C'est l'une des questions les plus posées par les femmes musulmanes qui entrent sur le marché du travail en France : quel métier accepte le hijab ? Derrière cette interrogation simple se cache une réalité complexe, faite de lois, de jurisprudences, de pratiques d'entreprise et de discriminations parfois silencieuses. Entre le secteur public soumis à la laïcité et le secteur privé théoriquement plus ouvert, il n'est pas toujours facile de s'y retrouver.

Dans cet article, nous allons répondre à cette question avec clarté et précision : ce que dit la loi française, quels secteurs et quels métiers sont réellement accessibles aux femmes voilées, et comment naviguer avec confiance dans un marché du travail qui reste, malgré tout, riche en opportunités.
En France, la frontière la plus nette concernant le port du hijab au travail passe entre le secteur public et le secteur privé. Dans le secteur public, la règle est claire et sans ambiguïté : les agents de la fonction publique sont soumis au principe de neutralité religieuse, qui découle directement de la loi de 1905 sur la séparation de l'Église et de l'État.

Concrètement, cela signifie qu'une femme portant le hijab ne peut pas exercer en tant qu'agent public dans l'exercice de ses fonctions — qu'elle soit enseignante dans une école publique, infirmière dans un hôpital public, policière, greffière au tribunal, ou encore fonctionnaire dans une administration d'État. Le port de tout signe religieux visible — voile islamique, kippa juive, croix chrétienne ostensible — y est interdit.
Comme le précise le site officiel Service-Public.fr, les tenues rendant impossible l'identification de la personne sont également interdites dans l'espace public, ce qui inclut le niqab et la burqa — mais cette interdiction ne concerne pas le simple hijab dans les entreprises privées dont l'accès est réservé au personnel.
Dans le secteur privé, la situation est fondamentalement différente. Le principe de laïcité ne s'applique pas aux entreprises privées. En théorie, une salariée a le droit de porter le hijab au travail, car la liberté de religion est une liberté fondamentale protégée par le Code du travail.
L'article L1132-1 du Code du travail interdit toute discrimination à l'embauche ou dans l'exécution du contrat de travail fondée sur les convictions religieuses. En d'autres termes, un employeur ne peut pas refuser d'embaucher une femme uniquement parce qu'elle porte le hijab — du moins, pas légalement.

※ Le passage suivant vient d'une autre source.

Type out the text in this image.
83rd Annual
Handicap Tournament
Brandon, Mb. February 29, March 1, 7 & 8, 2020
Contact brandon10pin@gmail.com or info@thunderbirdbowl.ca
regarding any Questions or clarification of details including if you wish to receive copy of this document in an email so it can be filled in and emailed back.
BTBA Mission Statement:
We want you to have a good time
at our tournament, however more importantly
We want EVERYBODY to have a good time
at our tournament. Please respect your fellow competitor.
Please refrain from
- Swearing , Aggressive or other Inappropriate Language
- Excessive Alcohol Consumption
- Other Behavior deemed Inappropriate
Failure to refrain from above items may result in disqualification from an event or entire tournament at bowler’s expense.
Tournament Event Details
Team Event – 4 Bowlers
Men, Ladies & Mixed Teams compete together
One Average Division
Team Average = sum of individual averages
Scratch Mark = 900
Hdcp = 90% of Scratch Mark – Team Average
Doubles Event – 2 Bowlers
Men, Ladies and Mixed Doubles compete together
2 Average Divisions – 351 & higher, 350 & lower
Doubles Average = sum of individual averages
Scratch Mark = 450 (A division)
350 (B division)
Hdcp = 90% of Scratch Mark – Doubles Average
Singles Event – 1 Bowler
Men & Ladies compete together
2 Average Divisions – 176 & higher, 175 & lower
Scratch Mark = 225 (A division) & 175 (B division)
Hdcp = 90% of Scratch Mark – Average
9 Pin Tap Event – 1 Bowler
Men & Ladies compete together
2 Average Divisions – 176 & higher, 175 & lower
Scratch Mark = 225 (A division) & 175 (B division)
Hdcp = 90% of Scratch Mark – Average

Cependant, la réalité est plus nuancée. Comme l'explique France Info dans son analyse de la législation sur le voile, "le port du voile est autorisé dans le secteur privé, mais l'employeur a le droit de l'interdire si le foulard a des conséquences en matière d'organisation, d'hygiène ou de sécurité au travail." Depuis la loi Travail de 2016, une entreprise peut également inscrire un principe de neutralité dans son règlement intérieur, interdisant tous les signes religieux, politiques et philosophiques — sans en viser aucun en particulier. Mais cette restriction doit s'appliquer à tous de manière identique : un employeur ne peut pas interdire le hijab et autoriser la kippa.
Le secteur de la technologie et du numérique est sans conteste l'un des plus ouverts aux femmes voilées. Les entreprises tech valorisent avant tout les compétences techniques — développement web, cybersécurité, data science, intelligence artificielle, gestion de projets digitaux. Dans ces environnements de travail, souvent internationaux et tournés vers la diversité, le hijab est généralement accepté sans réserve.

De nombreuses femmes voilées y ont construit des carrières brillantes, et le télétravail, très répandu dans ce secteur, offre une flexibilité supplémentaire. Développeuse web, cheffe de projet digital, data analyste, UX designer, community manager : les métiers du numérique constituent une voie d'avenir particulièrement prometteuse.
Dans le secteur de la santé privée — cliniques, cabinets médicaux, maisons de retraite privées, centres de rééducation — le port du hijab est généralement toléré, voire accepté sans discussion. Les métiers de ce secteur sont en tension permanente, avec des besoins en recrutement considérables, ce qui rend les employeurs naturellement plus ouverts à la diversité des profils.
Les métiers accessibles aux femmes voilées dans ce secteur sont nombreux :
Il convient de préciser que les hôpitaux publics restent soumis à la neutralité religieuse. En revanche, les structures privées à but lucratif ou associatif offrent une bien plus grande liberté.
L'enseignement privé sous contrat (établissements catholiques, écoles privées indépendantes) n'est pas soumis aux mêmes contraintes que l'enseignement public. Une enseignante voilée peut tout à fait exercer dans une école ou un collège privé, dès lors que l'établissement ne s'y oppose pas dans son règlement intérieur.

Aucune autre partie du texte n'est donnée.